Shell is “reviewing” further sales of assets in Nigeria, the company said.
This comes amid environmental pressure linked to leaks and spills.
The company’s CEO Ben van Beurden, speaking in today’s strategy day, said Shell was reviewing “positions that continue to be challenged from an environmental perspective. A particular point of attention is onshore oil in Nigeria.”
Over the last 10 years, it has reduced its onshore licences by half, he said. The company now has 15 OMLs in Nigeria.
“Unfortunately, our remaining onshore oil position continues to be subject to sabotage and theft despite our efforts to reduce and respond to this illegal activity,” he said. “In this context, we are reviewing material portfolio options for onshore oil.”
Van Beurden said Nigeria continued to be a “heartland” for the company.
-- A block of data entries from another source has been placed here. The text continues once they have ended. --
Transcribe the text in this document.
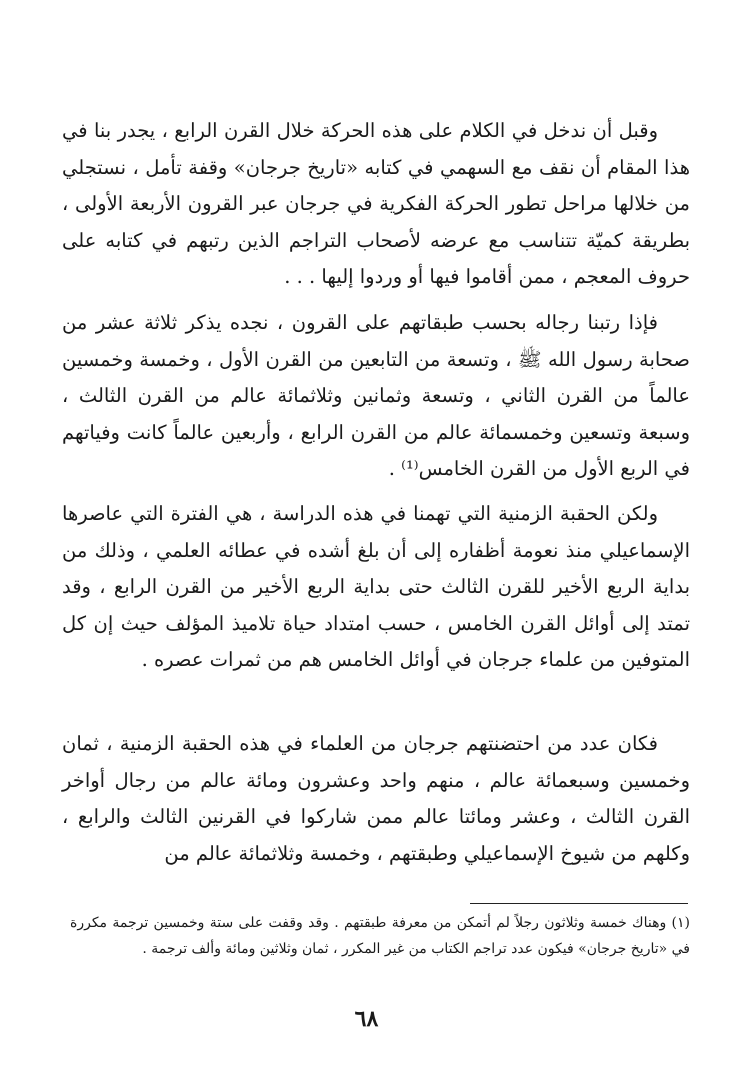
وقبل أن ندخل في الكلام على هذه الحركة خلال القرن الرابع ، يجدر بنا في هذا المقام أن نقف مع السهمي في كتابه «تاريخ جرجان» وقفة تأمل ، نستجلي من خلالها مراحل تطور الحركة الفكرية في جرجان عبر القرون الأربعة الأولى ، بطريقة كميّة تتناسب مع عرضه لأصحاب التراجم الذين رتبهم في كتابه على حروف المعجم ، ممن أقاموا فيها أو وردوا إليها . . .

فإذا رتبنا رجاله بحسب طبقاتهم على القرون ، نجده يذكر ثلاثة عشر من صحابة رسول الله ﷺ ، وتسعة من التابعين من القرن الأول ، وخمسة وخمسين عالماً من القرن الثاني ، وتسعة وثمانين وثلاثمائة عالم من القرن الثالث ، وسبعة وتسعين وخمسمائة عالم من القرن الرابع ، وأربعين عالماً كانت وفياتهم في الربع الأول من القرن الخامس⁽¹⁾ .

ولكن الحقبة الزمنية التي تهمنا في هذه الدراسة ، هي الفترة التي عاصرها الإسماعيلي منذ نعومة أظفاره إلى أن بلغ أشده في عطائه العلمي ، وذلك من بداية الربع الأخير للقرن الثالث حتى بداية الربع الأخير من القرن الرابع ، وقد تمتد إلى أوائل القرن الخامس ، حسب امتداد حياة تلاميذ المؤلف حيث إن كل المتوفين من علماء جرجان في أوائل الخامس هم من ثمرات عصره .

فكان عدد من احتضنتهم جرجان من العلماء في هذه الحقبة الزمنية ، ثمان وخمسين وسبعمائة عالم ، منهم واحد وعشرون ومائة عالم من رجال أواخر القرن الثالث ، وعشر ومائتا عالم ممن شاركوا في القرنين الثالث والرابع ، وكلهم من شيوخ الإسماعيلي وطبقتهم ، وخمسة وثلاثمائة عالم من

(١) وهناك خمسة وثلاثون رجلاً لم أتمكن من معرفة طبقتهم . وقد وقفت على ستة وخمسين ترجمة مكررة في «تاريخ جرجان» فيكون عدد تراجم الكتاب من غير المكرر ، ثمان وثلاثين ومائة وألف ترجمة .

٦٨
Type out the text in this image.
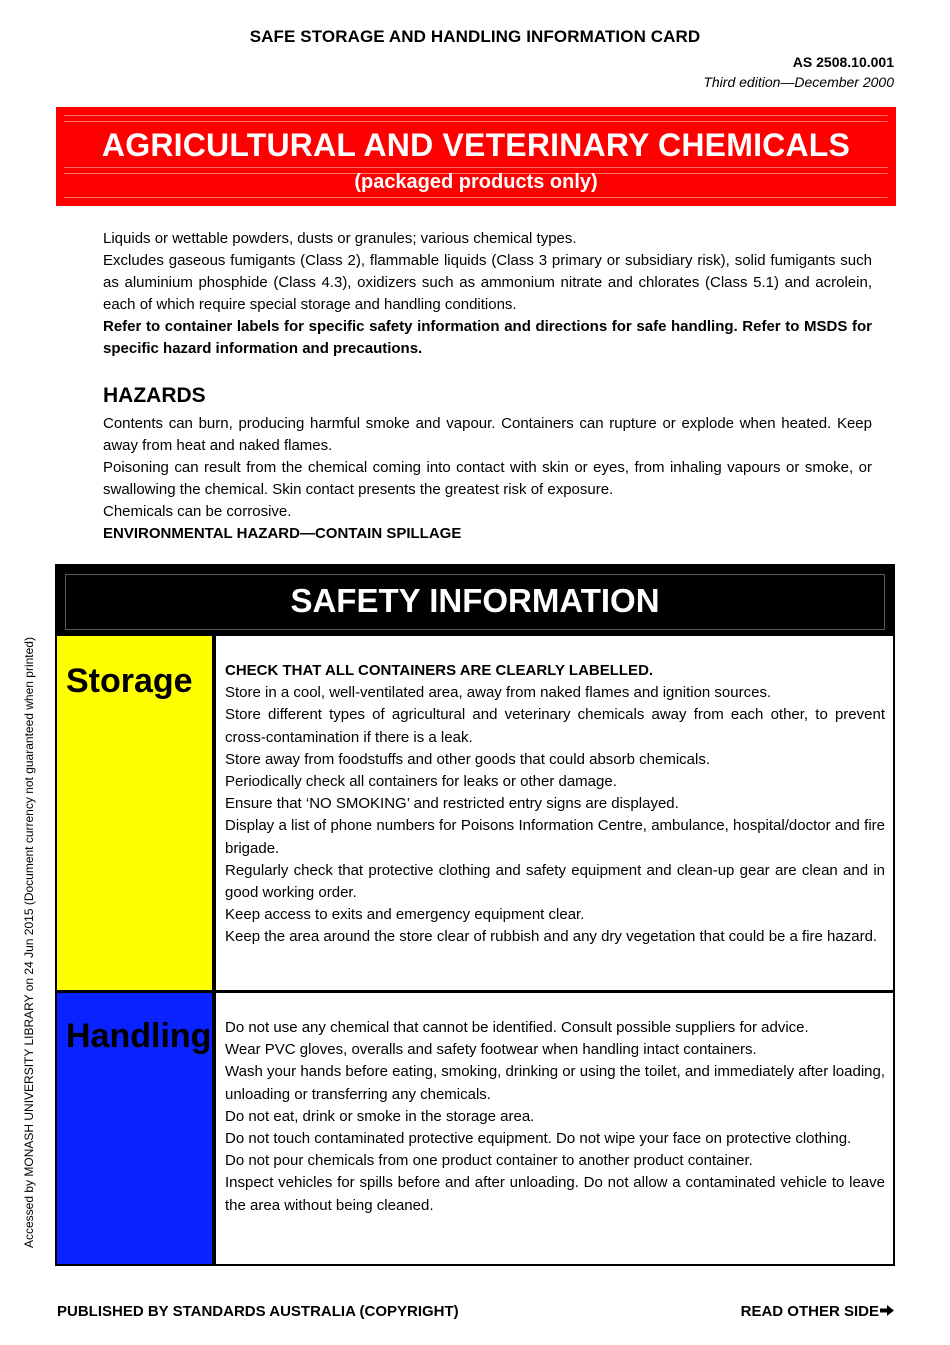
SAFE STORAGE AND HANDLING INFORMATION CARD
AS 2508.10.001
Third edition—December 2000
AGRICULTURAL AND VETERINARY CHEMICALS
(packaged products only)

Liquids or wettable powders, dusts or granules; various chemical types.

Excludes gaseous fumigants (Class 2), flammable liquids (Class 3 primary or subsidiary risk), solid fumigants such as aluminium phosphide (Class 4.3), oxidizers such as ammonium nitrate and chlorates (Class 5.1) and acrolein, each of which require special storage and handling conditions.

Refer to container labels for specific safety information and directions for safe handling. Refer to MSDS for specific hazard information and precautions.

HAZARDS

Contents can burn, producing harmful smoke and vapour. Containers can rupture or explode when heated. Keep away from heat and naked flames.

Poisoning can result from the chemical coming into contact with skin or eyes, from inhaling vapours or smoke, or swallowing the chemical. Skin contact presents the greatest risk of exposure.

Chemicals can be corrosive.

ENVIRONMENTAL HAZARD—CONTAIN SPILLAGE

SAFETY INFORMATION
Storage CHECK THAT ALL CONTAINERS ARE CLEARLY LABELLED.

Store in a cool, well-ventilated area, away from naked flames and ignition sources.

Store different types of agricultural and veterinary chemicals away from each other, to prevent cross-contamination if there is a leak.

Store away from foodstuffs and other goods that could absorb chemicals.

Periodically check all containers for leaks or other damage.

Ensure that ‘NO SMOKING’ and restricted entry signs are displayed.

Display a list of phone numbers for Poisons Information Centre, ambulance, hospital/doctor and fire brigade.

Regularly check that protective clothing and safety equipment and clean-up gear are clean and in good working order.

Keep access to exits and emergency equipment clear.

Keep the area around the store clear of rubbish and any dry vegetation that could be a fire hazard.

Handling Do not use any chemical that cannot be identified. Consult possible suppliers for advice.

Wear PVC gloves, overalls and safety footwear when handling intact containers.

Wash your hands before eating, smoking, drinking or using the toilet, and immediately after loading, unloading or transferring any chemicals.

Do not eat, drink or smoke in the storage area.

Do not touch contaminated protective equipment. Do not wipe your face on protective clothing.

Do not pour chemicals from one product container to another product container.

Inspect vehicles for spills before and after unloading. Do not allow a contaminated vehicle to leave the area without being cleaned.

Accessed by MONASH UNIVERSITY LIBRARY on 24 Jun 2015 (Document currency not guaranteed when printed)
PUBLISHED BY STANDARDS AUSTRALIA (COPYRIGHT)	READ OTHER SIDE
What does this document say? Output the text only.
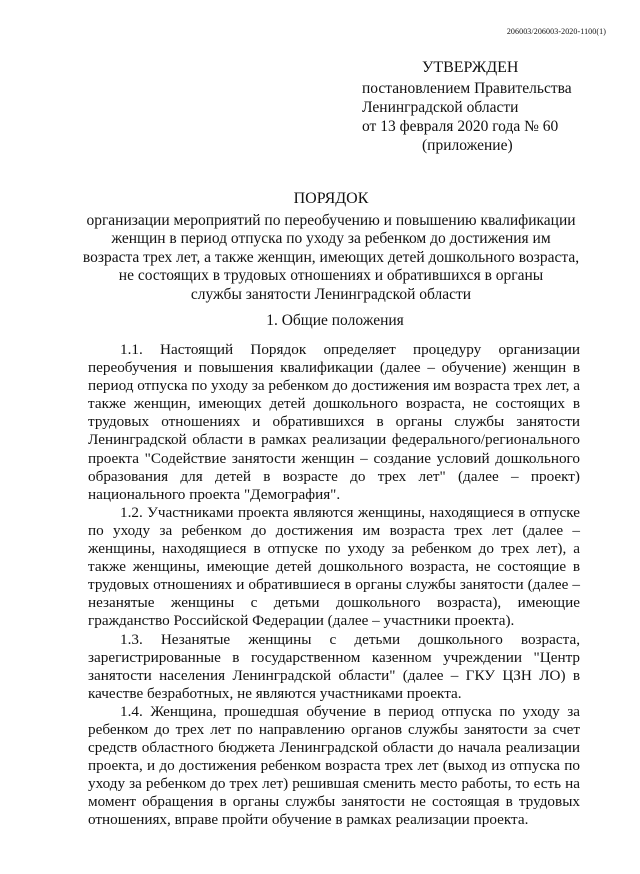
206003/206003-2020-1100(1)
УТВЕРЖДЕН
постановлением Правительства
Ленинградской области
от 13 февраля 2020 года № 60
(приложение)
ПОРЯДОК
организации мероприятий по переобучению и повышению квалификации
женщин в период отпуска по уходу за ребенком до достижения им
возраста трех лет, а также женщин, имеющих детей дошкольного возраста,
не состоящих в трудовых отношениях и обратившихся в органы
службы занятости Ленинградской области
1. Общие положения

1.1. Настоящий Порядок определяет процедуру организации переобучения и повышения квалификации (далее – обучение) женщин в период отпуска по уходу за ребенком до достижения им возраста трех лет, а также женщин, имеющих детей дошкольного возраста, не состоящих в трудовых отношениях и обратившихся в органы службы занятости Ленинградской области в рамках реализации федерального/регионального проекта "Содействие занятости женщин – создание условий дошкольного образования для детей в возрасте до трех лет" (далее – проект) национального проекта "Демография".

1.2. Участниками проекта являются женщины, находящиеся в отпуске по уходу за ребенком до достижения им возраста трех лет (далее – женщины, находящиеся в отпуске по уходу за ребенком до трех лет), а также женщины, имеющие детей дошкольного возраста, не состоящие в трудовых отношениях и обратившиеся в органы службы занятости (далее – незанятые женщины с детьми дошкольного возраста), имеющие гражданство Российской Федерации (далее – участники проекта).

1.3. Незанятые женщины с детьми дошкольного возраста, зарегистрированные в государственном казенном учреждении "Центр занятости населения Ленинградской области" (далее – ГКУ ЦЗН ЛО) в качестве безработных, не являются участниками проекта.

1.4. Женщина, прошедшая обучение в период отпуска по уходу за ребенком до трех лет по направлению органов службы занятости за счет средств областного бюджета Ленинградской области до начала реализации проекта, и до достижения ребенком возраста трех лет (выход из отпуска по уходу за ребенком до трех лет) решившая сменить место работы, то есть на момент обращения в органы службы занятости не состоящая в трудовых отношениях, вправе пройти обучение в рамках реализации проекта.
“You can see this from our decision to expand Nigeria LNG and our drive to further develop our deepwater assets.” Shell supplies gas to domestic and international markets from Nigerian sources.
The Shell executive commented on plans for Nigeria during discussion of the company’s upstream pillar. The focus will be “more focused, more resilient and more competitive”.
The Anglo-Dutch super-major plans to continue upstream sales, as seen onshore in Egypt and the Philippines. It intends to raise around $4 billion per year through such sales in the near term.
In January, the company completed the sale of a 30% stake in Nigeria’s OML 17 to a local company for $533 million. This continues a trend of sales to indigenous players.
Shell has also made a commitment to end flaring by 2030. Selling onshore assets in Nigeria would likely help such a drive.
Nigeria is one of Shell’s nine core upstream positions. The company will invest 80% of upstream capital spending in these nine areas, with an emphasis on deepwater.
Earlier this year, a Dutch court ordered Shell to pay compensation to two communities for an oil spill in Bayelsa State. A UK court will issue a ruling on another case involving Nigerian pollution this week.